Jakarta - Markas Besar Kepolisian Republik Indonesia membidik distribusi minimal 10 ribu paket logistik bantuan sosial (bansos) untuk warga di bermacam daerah sebagai bagian dari perayaan Hari Ulang Tahun (HUT) ke-80 institusi kepolisian tersebut.
"Untuk program dari Mabes Polri sendiri sedikitnya sekitar 10 ribu paket bantuan sosial telah kami siapkan dan salurkan kepada masyarakat. Di waktu yang sama, jajaran Polda juga melaksanakan kegiatan serupa di wilayah masing-masing," kata Ketua Seksi Bansos Mabes Polri Kombes Pol Dery Agung Wijaya di Terminal Kampung Rambutan, Jakarta Timur, Rabu.
Agenda ini menjadi segmen dari rangkaian perayaan Hari Bhayangkara ke-80 melalui aksi sosial yang diselenggarakan demi meringankan beban publik sekaligus memperkokoh kedekatan antara jajaran kepolisian dan elemen masyarakat.
Aksi yang digelar di Terminal Kampung Rambutan ini berstatus sebagai titik kelima dari estimasi 15 tempat yang diplot untuk memperoleh logistik sokongan dari Mabes Polri.
Dalam aksi itu, Mabes Polri mendistribusikan 750 paket logistik bantuan sosial bagi warga pra-sejahtera di lingkungan Terminal Kampung Rambutan.
Sokongan tersebut diserahkan kepada bermacam elemen masyarakat, di antaranya para pengemudi transportasi umum, kru bus, pelaku usaha mikro, serta warga sekitar yang sudah tercatat sebelumnya.
Berdasarkan keterangan Dery, agenda bansos yang digulirkan menjelang puncak selebrasi HUT ke-80 Polri ini berstatus sebagai cerminan empati korps bhayangkara terhadap situasi ekonomi warga.
Melalui distribusi logistik tersebut, instansi kepolisian berharap mampu memotong pengeluaran hidup harian masyarakat.
"Diharapkan dengan adanya bantuan ini dapat meringankan beban masyarakat. Ini juga merupakan implementasi dari semangat Polri untuk masyarakat agar semakin dekat dengan warga," ujar Dery.
Alokasi paket bantuan tidak dikhususkan pada entitas tertentu, melainkan menyasar pada kelompok warga yang kondisinya betul-betul memerlukan uluran tangan.

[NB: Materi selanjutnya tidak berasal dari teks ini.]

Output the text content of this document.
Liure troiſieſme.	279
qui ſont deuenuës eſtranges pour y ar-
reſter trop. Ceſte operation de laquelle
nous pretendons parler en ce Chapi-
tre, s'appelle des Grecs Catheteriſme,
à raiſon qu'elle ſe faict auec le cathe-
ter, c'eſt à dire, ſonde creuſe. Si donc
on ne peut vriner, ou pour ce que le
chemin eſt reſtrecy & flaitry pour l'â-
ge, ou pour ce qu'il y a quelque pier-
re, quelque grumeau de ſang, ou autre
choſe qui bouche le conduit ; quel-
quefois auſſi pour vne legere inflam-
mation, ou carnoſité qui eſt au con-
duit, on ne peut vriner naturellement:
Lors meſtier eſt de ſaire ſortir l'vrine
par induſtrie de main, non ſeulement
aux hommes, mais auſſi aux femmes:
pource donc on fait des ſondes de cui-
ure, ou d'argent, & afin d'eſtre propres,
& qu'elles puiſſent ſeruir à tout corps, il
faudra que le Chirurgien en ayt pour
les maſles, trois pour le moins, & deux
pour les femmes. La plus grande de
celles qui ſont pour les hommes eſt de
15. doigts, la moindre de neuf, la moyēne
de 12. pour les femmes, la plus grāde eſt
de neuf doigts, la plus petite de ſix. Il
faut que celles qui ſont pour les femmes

Seluruh penerima manfaat sudah melewati fase pencatatan berkas serta penyelarasan bersama instansi terkait demi menggaransi proses distribusi berlangsung akurat.
Di samping itu, masifnya animo warga dalam agenda tersebut membuktikan jika program bantuan logistik masih sangat dinanti. Demi mengawal kondusivitas sepanjang proses penyerahan, pihak kepolisian menerapkan regulasi antrean serta penyelarasan dengan pelbagai elemen operasional.
Lebih dalam, Dery memaparkan bila proyeksi 10 ribu paket logistik bantuan sosial tersebut berstatus sebagai program yang dikomandoi langsung oleh Mabes Polri.
Pada kurun waktu yang bersamaan, jajaran kepolisian daerah (Polda) di seantero nusantara turut menggelar agenda aksi sosial sejenis, sehingga total warga yang menerima manfaat diproyeksikan bakal terus berlipat ganda.
Di sisi lain, Kepala Terminal Bus Kampung Rambutan Revi Zulkarnain menghaturkan rasa terima kasih kepada korps kepolisian atas empati yang dicurahkan bagi masyarakat yang menyambung hidup di kawasan terminal.
Bagi Revi, sokongan yang didelegasikan terhitung amat berfaedah bagi kelompok pekerja informal yang saban hari memeras keringat di lingkungan Terminal Kampung Rambutan.
"Hari ini ada 750 paket bantuan yang diberikan kepada masyarakat yang membutuhkan, seperti sopir angkot, pedagang, dan awak bus. Bantuan ini sangat berarti bagi mereka," ujar Revi.
Ia juga menaruh harapan agar agenda empati sosial yang dimotori oleh jajaran kepolisian ini tidak sekadar bergulir pada momen perayaan hari lahir instansi saja, melainkan dapat terus dipertahankan selaku wujud kepedulian nyata bagi masyarakat luas.